空から剥がれ落ちるように死んでいくカスケイドを、昨日と同じようにベンチに座ったまま眺める。
今日は正規の性能試験だ。
視界にはトモカ。すぐそばにはヤヨイさんがいる。
昨日よりもカスケイドの雲は濃い。
普通の幻脈使い――上級特異点がここに立ったときは、一時間で千ほどのカスケイドが殺到したと聞いた。
昨日と違う点は他にも三つある。
一つはここが『払暁』から三千メートルほど離れていて、当然その分だけ昨日より第六門に近いこと。もう一つは太陽が天頂へ届いたばかりで、時間はまだまだたっぷりとあること。
そして――
「トモカ。四万超えたって」
「――…………」
トモカは一瞬だけこちらを見て、何も言わずに視線を戻した。
口が開きかけていたように見えたのは、僕の期待が見せた幻だったかもしれないし、彼女は本当にそうしていたのかもしれない。

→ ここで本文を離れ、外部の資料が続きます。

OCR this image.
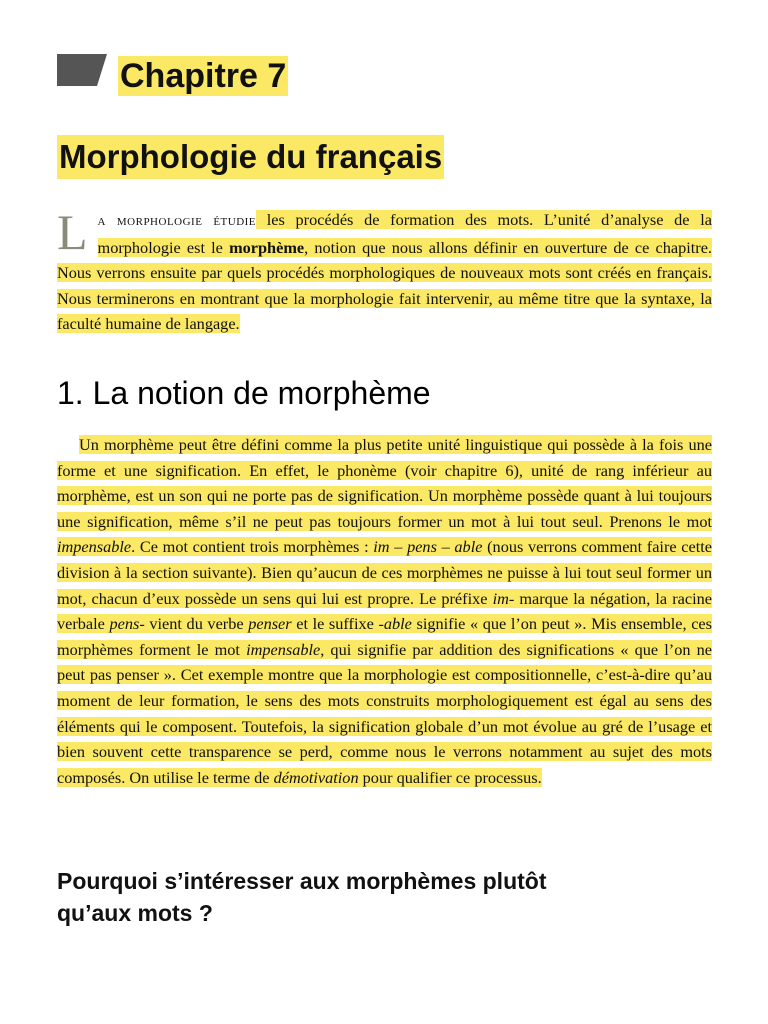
Chapitre 7
Morphologie du français

L a morphologie étudie les procédés de formation des mots. L’unité d’analyse de la morphologie est le morphème, notion que nous allons définir en ouverture de ce chapitre. Nous verrons ensuite par quels procédés morphologiques de nouveaux mots sont créés en français. Nous terminerons en montrant que la morphologie fait intervenir, au même titre que la syntaxe, la faculté humaine de langage.

1. La notion de morphème

Un morphème peut être défini comme la plus petite unité linguistique qui possède à la fois une forme et une signification. En effet, le phonème (voir chapitre 6), unité de rang inférieur au morphème, est un son qui ne porte pas de signification. Un morphème possède quant à lui toujours une signification, même s’il ne peut pas toujours former un mot à lui tout seul. Prenons le mot impensable. Ce mot contient trois morphèmes : im – pens – able (nous verrons comment faire cette division à la section suivante). Bien qu’aucun de ces morphèmes ne puisse à lui tout seul former un mot, chacun d’eux possède un sens qui lui est propre. Le préfixe im- marque la négation, la racine verbale pens- vient du verbe penser et le suffixe -able signifie « que l’on peut ». Mis ensemble, ces morphèmes forment le mot impensable, qui signifie par addition des significations « que l’on ne peut pas penser ». Cet exemple montre que la morphologie est compositionnelle, c’est-à-dire qu’au moment de leur formation, le sens des mots construits morphologiquement est égal au sens des éléments qui le composent. Toutefois, la signification globale d’un mot évolue au gré de l’usage et bien souvent cette transparence se perd, comme nous le verrons notamment au sujet des mots composés. On utilise le terme de démotivation pour qualifier ce processus.

Pourquoi s’intéresser aux morphèmes plutôt qu’aux mots ?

どちらにせよ、僕に問い質す勇気はないのだから、同じことだ。
――そして最後の一つは、僕とトモカの間に会話がないことだった。
原因は分かっている。
分かりきっている。
思い出すだけで顔が熱くなる僕と、からかう言葉の一つも吐かないトモカを見比べて、微笑を浮かべたヤヨイさんがため息をついた。
「で、何があったんだい」
「……今訊きます?」
「もちろん。今だからこそ訊いているんだよ。それとも訊かれたくなかったかい?」
なかった。
と言えば、嘘になる。
「実は――」
そして僕は訥々と、今朝の出来事を話し始めた。